Suppose the physician provides the consultant with access to the EMR records, and all of the patient-identifying data is loaded on the consultant’s unencrypted laptop. “The laptop is stolen from the consultant’s vehicle. Your practice has now suffered a breach under Health Insurance Portability and Accountability Act [HIPAA] and the HITECH [Health Information Technology for Economic and Clinical Health] laws,” says Fader.

While the consultant would have joint responsibility under HITECH for the breach as a “business associate,” the physician has to explain to patients how the breach occurred, says Fader. “This situation results in loss of reputation as well as potential fines from the Office of Civil Rights,” he says. “Be sure that your legal counsel has reviewed your practice’s business associate agreement to be sure it’s compliant with HITECH requirements.”

• As part of an accountable care organization (ACO) which requires that clinical guidelines be followed and patient satisfaction reported, a practice hires a consultant to assist in the provision of appropriate clinical guidelines for its patients.

“But the consultant is providing advice and recording results that unfortunately enhance the practice’s statistics. These are then used to qualify your patient population for gain-sharing payments,” says Fader.

As a result of using these enhanced statistics due to the consultant’s advice, physicians might have filed a false claim and would need to return the savings to the ACO and the Medicare program, he explains.

“You must be especially vigilant that checks and balances for keeping track of patients in your care through internal controls are put in place from the beginning,” says Fader. “Further, you ought to work with your compliance officer to ensure that appropriate quality measures and shared savings are being reported to CMS.”

• A physician decides to outsource human resources (HR) to a consultant, who handles interviews and completion of employment and benefits paperwork and is supposed to verify credentials, verify references, and perform a criminal background check.

“As practices and facilities attempt to find ways to reduce costs, the HR function can suffer,” says Fader. He gives the following scenario: An employee embezzles funds from the practice’s bank account, and when you notify the police of the loss, they advise you that the employee had been convicted of theft previously.

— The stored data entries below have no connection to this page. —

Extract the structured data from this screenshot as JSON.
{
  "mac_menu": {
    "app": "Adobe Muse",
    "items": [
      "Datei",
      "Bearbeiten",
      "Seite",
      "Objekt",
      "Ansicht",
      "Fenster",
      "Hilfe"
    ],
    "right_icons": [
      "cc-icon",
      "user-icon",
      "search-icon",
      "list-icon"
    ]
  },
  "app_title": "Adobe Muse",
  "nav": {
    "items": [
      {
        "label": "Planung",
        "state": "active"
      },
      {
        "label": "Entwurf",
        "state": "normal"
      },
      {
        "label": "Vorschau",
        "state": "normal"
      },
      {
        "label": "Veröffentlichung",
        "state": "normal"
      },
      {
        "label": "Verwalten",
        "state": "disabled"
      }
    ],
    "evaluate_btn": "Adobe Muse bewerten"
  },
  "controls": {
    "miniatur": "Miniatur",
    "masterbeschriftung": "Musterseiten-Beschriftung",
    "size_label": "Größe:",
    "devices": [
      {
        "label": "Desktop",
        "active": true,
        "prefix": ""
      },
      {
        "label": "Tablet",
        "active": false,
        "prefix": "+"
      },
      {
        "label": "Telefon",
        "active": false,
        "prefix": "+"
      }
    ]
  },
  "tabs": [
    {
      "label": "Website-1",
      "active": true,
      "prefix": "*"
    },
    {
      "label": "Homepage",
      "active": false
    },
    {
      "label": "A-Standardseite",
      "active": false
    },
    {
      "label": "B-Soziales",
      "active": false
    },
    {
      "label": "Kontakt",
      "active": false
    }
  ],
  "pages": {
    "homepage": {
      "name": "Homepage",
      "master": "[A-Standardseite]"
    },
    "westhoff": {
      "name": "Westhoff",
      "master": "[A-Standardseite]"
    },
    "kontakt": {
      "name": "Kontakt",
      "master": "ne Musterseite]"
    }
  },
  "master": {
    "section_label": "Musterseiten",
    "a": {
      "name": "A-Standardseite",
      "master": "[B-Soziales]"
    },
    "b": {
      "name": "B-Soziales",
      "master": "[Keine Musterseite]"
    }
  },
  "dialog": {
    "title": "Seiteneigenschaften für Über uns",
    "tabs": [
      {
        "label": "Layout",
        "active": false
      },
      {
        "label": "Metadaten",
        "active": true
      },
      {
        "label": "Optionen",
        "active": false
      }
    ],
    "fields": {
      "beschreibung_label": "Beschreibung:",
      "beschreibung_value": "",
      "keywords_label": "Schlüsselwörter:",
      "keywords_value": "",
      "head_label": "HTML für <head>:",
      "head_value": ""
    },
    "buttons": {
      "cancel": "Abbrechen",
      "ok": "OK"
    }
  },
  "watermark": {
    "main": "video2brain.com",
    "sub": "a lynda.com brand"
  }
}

“When you confirm the situation with the HR consultant, you get the bad news that they never performed the required criminal background check on the employee, costing the practice thousands of dollars in losses,” says Fader.

Fader says that falsification of credentials is common, and that often, important due diligence steps are missed. He recommends:

— verifying transcripts by accepting only originals from an educational institution;

— ordering criminal background checks from the state police;

— checking credit reports and related lien and judgment searches where permissible.

• A consultant hired to assist a surgical practice in becoming more efficient recommends a new approach for obtaining consent.

For example, the consultant might suggest asking patients to indicate “I Agree” on a tablet computer as they are wheeled into surgery. “This device saves much time and effort in obtaining informed consent, but one of your patients sues for medical malpractice, and you have to testify that you provided the patient with informed consent,” says Fader.

In this situation, he says, the plaintiff is likely to move for a directed verdict in favor of the patient since the physician is unable to testify that adequate informed consent was obtained. If informed consent is not deemed adequate by a court, the judge might find as a matter of law that the lack of consent led to the injury and damages, he explains.

“Your indemnification from the vendor may assist in recouping damages, but not overcoming the lack of consent and the resultant loss of the malpractice case,” says Fader.